The 100 Day Studio is an initiative started by The Architecture Foundation that adapts Boccaccio’s 14th century classic the Decameron into a series of Zoom lectures. Our studio was invited to host a lecture on Day 26.

Our office has a long-standing tradition of drawing together. From the plaster floor drawing we made of the Bishop Edward King Chapel, to the collective drawings for the “Losing Myself” installation at the Venice Biennale, the studio’s practice of collaborative draughtsmanship has always been a sociable activity, materialising our thoughts in a way that would not be possible individually. Starting from a roll of tracing paper, drawing together becomes the medium through which we relate and converse. During a recent online studio discussion on the relationship between memory and space, we started sketching our office as we remembered it. We drew it together with Niall using the Zoom Whiteboard whilst recounting memories of the space we once shared. The drawing started to become collaborative, as each colour represented a different person’s drawing. We realised that through using this technology, there was the opportunity to share our collective drawing tradition with a wider audience. We decided to host an interactive drawing session for our 100 Day Studio lecture, hoping to illustrate the sense of community through audience participation during this period of isolation.

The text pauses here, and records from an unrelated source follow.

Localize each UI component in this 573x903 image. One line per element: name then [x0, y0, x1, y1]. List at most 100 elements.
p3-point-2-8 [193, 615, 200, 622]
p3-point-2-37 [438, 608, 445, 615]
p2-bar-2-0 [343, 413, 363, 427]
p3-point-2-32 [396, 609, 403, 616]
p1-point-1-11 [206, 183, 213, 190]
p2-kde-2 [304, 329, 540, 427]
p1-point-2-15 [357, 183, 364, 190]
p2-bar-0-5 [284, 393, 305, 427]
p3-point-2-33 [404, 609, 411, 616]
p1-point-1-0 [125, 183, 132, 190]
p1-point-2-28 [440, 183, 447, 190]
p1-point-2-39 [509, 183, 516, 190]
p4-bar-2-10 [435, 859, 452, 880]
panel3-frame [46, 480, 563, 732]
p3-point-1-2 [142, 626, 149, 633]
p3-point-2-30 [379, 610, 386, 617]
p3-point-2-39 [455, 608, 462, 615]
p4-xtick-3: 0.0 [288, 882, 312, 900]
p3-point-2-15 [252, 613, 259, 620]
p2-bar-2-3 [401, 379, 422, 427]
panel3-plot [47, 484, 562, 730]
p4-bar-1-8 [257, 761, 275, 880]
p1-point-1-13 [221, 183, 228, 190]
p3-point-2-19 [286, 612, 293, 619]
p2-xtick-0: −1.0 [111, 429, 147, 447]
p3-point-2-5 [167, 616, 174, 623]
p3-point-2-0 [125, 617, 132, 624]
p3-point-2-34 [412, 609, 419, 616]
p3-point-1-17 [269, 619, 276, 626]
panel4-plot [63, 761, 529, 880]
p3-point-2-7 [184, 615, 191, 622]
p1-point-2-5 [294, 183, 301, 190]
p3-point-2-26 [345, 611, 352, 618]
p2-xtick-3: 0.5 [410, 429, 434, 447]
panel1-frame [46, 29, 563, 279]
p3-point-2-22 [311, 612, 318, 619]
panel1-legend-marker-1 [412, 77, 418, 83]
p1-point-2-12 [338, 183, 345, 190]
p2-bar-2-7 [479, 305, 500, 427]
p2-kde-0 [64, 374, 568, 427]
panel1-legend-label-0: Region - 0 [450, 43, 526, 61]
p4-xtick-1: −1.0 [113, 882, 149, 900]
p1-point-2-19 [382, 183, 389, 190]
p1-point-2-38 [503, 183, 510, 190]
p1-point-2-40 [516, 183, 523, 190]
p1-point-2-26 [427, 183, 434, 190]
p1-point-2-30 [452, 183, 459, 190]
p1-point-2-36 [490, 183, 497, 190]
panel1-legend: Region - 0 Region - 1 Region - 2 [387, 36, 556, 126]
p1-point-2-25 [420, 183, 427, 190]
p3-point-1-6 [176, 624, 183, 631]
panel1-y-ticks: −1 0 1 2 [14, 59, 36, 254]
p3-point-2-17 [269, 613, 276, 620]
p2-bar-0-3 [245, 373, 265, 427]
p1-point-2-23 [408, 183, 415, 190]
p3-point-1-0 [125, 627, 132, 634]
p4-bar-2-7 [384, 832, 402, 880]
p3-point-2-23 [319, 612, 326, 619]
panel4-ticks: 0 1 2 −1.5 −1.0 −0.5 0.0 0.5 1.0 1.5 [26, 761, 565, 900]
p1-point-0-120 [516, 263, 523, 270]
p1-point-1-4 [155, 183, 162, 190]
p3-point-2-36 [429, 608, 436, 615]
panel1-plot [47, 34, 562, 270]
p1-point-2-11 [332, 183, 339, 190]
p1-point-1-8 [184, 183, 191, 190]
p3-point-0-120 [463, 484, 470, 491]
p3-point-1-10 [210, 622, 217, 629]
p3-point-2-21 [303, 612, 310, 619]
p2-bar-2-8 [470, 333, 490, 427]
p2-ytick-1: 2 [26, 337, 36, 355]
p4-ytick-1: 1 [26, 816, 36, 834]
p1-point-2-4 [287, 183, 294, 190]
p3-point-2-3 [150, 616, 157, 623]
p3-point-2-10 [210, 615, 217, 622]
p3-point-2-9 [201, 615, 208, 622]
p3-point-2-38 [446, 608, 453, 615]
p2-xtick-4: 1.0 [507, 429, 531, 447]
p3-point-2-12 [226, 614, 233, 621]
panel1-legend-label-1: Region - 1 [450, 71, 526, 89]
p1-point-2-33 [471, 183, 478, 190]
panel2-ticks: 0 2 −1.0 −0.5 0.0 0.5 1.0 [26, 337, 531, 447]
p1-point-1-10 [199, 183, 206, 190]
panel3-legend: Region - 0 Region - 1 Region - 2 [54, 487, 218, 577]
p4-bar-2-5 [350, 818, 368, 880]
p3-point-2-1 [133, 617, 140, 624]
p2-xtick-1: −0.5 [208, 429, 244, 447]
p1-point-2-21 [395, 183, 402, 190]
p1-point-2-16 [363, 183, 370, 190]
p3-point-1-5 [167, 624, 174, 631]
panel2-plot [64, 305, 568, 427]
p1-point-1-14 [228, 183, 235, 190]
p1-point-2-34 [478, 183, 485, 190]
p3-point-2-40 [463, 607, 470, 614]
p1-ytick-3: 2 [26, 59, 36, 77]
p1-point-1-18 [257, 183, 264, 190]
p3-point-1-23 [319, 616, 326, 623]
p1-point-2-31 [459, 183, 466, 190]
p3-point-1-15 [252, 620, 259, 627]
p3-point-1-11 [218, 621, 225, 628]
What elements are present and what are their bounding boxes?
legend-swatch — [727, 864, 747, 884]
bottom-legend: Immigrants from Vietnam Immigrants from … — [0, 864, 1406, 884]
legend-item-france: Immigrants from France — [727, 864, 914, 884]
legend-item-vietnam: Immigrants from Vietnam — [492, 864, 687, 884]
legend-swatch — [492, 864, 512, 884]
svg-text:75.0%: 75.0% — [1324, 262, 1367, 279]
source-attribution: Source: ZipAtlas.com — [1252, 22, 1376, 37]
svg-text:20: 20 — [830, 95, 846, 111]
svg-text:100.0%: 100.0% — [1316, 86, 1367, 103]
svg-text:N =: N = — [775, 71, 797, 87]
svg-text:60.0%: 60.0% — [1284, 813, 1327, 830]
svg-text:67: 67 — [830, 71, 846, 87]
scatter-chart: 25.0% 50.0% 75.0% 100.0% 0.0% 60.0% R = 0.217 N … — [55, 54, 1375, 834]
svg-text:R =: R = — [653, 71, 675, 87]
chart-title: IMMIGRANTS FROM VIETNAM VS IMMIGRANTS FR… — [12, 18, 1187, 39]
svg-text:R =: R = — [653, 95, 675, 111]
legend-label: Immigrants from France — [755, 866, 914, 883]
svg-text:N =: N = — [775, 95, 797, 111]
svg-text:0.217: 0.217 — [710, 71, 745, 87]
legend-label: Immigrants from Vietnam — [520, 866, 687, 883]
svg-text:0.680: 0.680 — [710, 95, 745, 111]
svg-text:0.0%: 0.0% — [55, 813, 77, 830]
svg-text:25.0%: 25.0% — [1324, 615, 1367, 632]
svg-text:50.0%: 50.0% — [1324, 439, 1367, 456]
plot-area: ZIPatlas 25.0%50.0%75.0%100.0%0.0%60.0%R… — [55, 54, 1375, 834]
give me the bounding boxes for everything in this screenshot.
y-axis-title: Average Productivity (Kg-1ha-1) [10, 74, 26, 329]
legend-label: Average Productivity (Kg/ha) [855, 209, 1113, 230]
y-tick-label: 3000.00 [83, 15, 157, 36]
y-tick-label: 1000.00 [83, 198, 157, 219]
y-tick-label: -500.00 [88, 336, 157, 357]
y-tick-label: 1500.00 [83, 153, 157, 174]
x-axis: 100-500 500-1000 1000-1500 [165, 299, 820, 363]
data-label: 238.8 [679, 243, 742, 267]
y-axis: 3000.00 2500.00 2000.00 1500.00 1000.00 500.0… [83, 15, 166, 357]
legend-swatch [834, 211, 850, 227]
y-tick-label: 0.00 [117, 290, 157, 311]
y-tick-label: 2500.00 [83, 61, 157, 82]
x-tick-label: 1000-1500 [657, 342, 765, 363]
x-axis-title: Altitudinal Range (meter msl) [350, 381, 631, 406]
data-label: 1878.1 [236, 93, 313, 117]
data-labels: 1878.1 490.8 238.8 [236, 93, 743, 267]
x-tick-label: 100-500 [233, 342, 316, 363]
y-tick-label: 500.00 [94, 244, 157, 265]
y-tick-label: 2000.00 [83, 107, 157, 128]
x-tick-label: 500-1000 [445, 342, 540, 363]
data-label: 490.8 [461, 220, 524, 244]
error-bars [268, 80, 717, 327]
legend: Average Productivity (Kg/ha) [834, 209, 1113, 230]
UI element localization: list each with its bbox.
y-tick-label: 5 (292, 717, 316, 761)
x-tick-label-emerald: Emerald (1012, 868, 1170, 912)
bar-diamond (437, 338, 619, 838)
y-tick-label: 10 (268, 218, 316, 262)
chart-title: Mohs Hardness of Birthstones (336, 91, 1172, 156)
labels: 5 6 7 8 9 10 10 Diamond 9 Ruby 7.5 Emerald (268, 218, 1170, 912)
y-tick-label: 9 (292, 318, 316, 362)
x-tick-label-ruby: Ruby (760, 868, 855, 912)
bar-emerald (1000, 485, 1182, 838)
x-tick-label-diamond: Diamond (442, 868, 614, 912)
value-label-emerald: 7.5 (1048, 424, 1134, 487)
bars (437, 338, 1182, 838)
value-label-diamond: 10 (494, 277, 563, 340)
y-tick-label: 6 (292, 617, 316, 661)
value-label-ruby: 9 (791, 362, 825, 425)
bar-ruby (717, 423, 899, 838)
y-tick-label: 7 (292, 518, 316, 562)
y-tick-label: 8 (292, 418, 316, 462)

The move to working through remote digital media has been an experiment for us on its own: how could we choreograph this drawing exercise with hundreds of participants communicating with each other in real time? After hosting a few digital drawing sessions in our studio, the importance of designing a framework that would produce a cohesive collective drawing while still allowing for individual creative expression became apparent. Since the lecture would be taking place on a Thursday and finishing in time for the weekly 8pm Clap for Carers event in the UK, our narrative recognised our shared lockdown experience and appreciation for our health workers.

There were around 300 people taking part in the collective drawing session, which was co-hosted by everyone from our studio. The participants were asked to draw their own house with themselves at a window. Then, they were asked to imagine putting on their shoes, go outside, and join one another in front of the house to clap for NHS and carers. They were invited to draw themselves hosting a street party in their neighbourhood when the lockdown is over. Very quickly, we saw each one of the whiteboards being filled with trees, flowers, picnic blankets and delicious pastries. The hosts then invited the audience to take a virtual walk down the street and design a public space together. It could be anything from a communal garden to a public swimming pool; from allotments to an athletics track; from a market to a pub, etc. It was great to talk about the variety of activities people looked forward to doing again.

It was a one hour event. The collective drawing took 25 minutes in 20 breakout whiteboard rooms. The final composition was assembled from 20 fragments in 25 minutes while Niall gave a talk. It was completed just in time for the weekly 8pm Clap for Carers event in the UK. The collective drawing was revealed alongside a soundtrack by the composer Kevin Polland, mixing our own clapping with live sounds coming in from the street. We recognise this particular beautiful assembly of sketches is just one of many possible outcomes, reflecting the unpredictability produced by the structure of this exercise. This drawing is not a finished artefact, but rather a never-ending work-in-progress. We look forward to weaving the next tapestry!